Für die Vermessung der Pflanzen, die sogenannte Phänotypisierung, müssen die Pflanzen angezogen und unter individuellen Bedingungen kultiviert werden. Vielfach wird über die Lichtquelle auf das Wachstum Einfluss genommen – über die Lichtfarbe oder -Intensität (rotes Abendlicht oder grelles Mittagslicht) oder über die Nähe zur Lichtquelle. Dies beeinflusst das Wachstum und die Vitalität der Pflanzen, auch indirekt über ihre Temperatur. In der Ausstellung werden aktuell beforschte Nutzpflanzenarten präsentiert, bei denen untersucht wird, wie sie sich mit ihren spezifischen Eigenschaften noch besser für den Klimawandel oder das zunehmende Bevölkerungswachstum eignen könnten. Erbse, Bohne und Winterweizen werden vor allem als Nahrungsmittel genutzt. Miscanthus spielt bei der Entwicklung von innovativen Produkten für die Baustoffindustrie oder als Plastikersatz eine wichtige Rolle. Moderne Weizensorten haben teilweise einen Verlust an ursprünglichen Eigenschaften, die heute wieder wichtig wären. Alte Sorten wie Emmer könnten helfen, wieder mit weniger Nährstoffen wie Nitrat optimale Erträge zu liefern und widerstandsfähiger zu werden.
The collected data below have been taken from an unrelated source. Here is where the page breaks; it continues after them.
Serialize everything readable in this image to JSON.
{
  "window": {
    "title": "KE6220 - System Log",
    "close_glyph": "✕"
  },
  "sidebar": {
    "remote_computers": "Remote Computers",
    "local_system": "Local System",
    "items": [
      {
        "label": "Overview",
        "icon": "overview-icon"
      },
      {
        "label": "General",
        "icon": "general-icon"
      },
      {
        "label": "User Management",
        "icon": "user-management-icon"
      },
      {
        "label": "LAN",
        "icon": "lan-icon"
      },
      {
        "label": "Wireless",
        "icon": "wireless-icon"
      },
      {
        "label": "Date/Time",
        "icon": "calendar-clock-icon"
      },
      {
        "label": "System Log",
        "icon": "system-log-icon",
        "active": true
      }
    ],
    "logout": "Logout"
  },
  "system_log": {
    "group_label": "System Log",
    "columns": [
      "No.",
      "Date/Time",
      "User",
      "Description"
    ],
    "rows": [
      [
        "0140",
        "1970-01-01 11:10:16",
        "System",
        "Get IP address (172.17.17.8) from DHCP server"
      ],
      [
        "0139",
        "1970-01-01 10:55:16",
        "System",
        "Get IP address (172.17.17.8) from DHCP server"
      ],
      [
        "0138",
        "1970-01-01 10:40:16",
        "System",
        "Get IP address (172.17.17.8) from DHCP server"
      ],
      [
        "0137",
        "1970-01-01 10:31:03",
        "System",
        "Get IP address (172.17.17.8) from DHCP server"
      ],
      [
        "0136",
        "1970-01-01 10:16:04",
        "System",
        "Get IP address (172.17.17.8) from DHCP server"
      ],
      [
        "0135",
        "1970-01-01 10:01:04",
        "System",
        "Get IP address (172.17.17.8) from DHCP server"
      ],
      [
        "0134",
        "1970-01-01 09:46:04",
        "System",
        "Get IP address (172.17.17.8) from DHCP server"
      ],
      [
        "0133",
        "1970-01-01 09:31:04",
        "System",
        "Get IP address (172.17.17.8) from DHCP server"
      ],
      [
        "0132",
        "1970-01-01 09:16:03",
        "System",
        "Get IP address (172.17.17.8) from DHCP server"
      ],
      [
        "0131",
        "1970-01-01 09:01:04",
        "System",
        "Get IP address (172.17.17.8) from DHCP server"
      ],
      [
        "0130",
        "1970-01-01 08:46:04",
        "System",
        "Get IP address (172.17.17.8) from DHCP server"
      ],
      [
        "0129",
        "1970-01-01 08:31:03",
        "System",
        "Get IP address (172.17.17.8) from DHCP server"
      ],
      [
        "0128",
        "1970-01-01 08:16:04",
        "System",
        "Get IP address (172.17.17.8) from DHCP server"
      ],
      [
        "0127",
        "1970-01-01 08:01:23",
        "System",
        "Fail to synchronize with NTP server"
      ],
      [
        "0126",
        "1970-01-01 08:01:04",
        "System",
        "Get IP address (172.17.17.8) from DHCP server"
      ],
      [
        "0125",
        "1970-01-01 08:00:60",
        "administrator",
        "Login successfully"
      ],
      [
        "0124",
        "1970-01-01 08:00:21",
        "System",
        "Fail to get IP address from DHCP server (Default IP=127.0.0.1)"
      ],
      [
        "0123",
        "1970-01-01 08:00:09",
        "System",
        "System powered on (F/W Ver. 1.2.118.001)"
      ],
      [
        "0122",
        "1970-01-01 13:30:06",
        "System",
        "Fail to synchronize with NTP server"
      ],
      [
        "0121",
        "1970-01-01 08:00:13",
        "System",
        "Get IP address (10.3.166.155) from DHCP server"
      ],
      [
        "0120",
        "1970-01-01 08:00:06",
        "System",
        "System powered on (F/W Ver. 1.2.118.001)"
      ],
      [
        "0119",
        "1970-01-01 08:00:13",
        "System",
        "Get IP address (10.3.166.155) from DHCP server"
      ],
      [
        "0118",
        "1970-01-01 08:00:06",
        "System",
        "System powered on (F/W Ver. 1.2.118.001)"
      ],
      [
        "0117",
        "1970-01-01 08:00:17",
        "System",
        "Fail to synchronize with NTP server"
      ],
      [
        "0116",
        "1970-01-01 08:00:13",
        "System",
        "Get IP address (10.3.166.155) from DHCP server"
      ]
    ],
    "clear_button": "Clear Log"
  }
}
Development from wild emmer to modern wheat varieties

Wheat domestication took place about 12,000 years ago in the Fertile Crescent in the north of the Arabian Peninsula. The wild emmer was the original form from which the first domesticated (=transformed into a cultivated variety) wheat emerged. Around 2000 years after this event, the migrations of peoples and the spread of agriculture caused emmer cultivation to spread to Europe. In the course of time, modern wheat varieties developed from emmer, such as durum wheat (used for pasta, noodles) and soft wheat (used e.g. for bread). Modern wheat differs from wild emmer, for example, in larger seeds or more upright growth and shorter seed dormancy. However, the process of domestication has led to a loss of genetic diversity. Modern varieties produce high yields if sufficient fertiliser (especially nitrate) is available. Problem: Nitrate is soluble in soil water and the nitrate that is not immediately taken up by the plants is washed into the groundwater with the rain. To reduce groundwater contamination, fertiliser levels must be reduced. This is where old varieties like emmer come into play, which cope well with less fertiliser. By crossing emmer into modern varieties, new varieties can be bred that deliver optimal yields with less nitrate and are also more resistant. Properties of the roots that are responsible for fertiliser uptake can also be incorporated. This is made possible by modern methods (such as rhizotrons), with which root growth can be observed and measured non-destructively.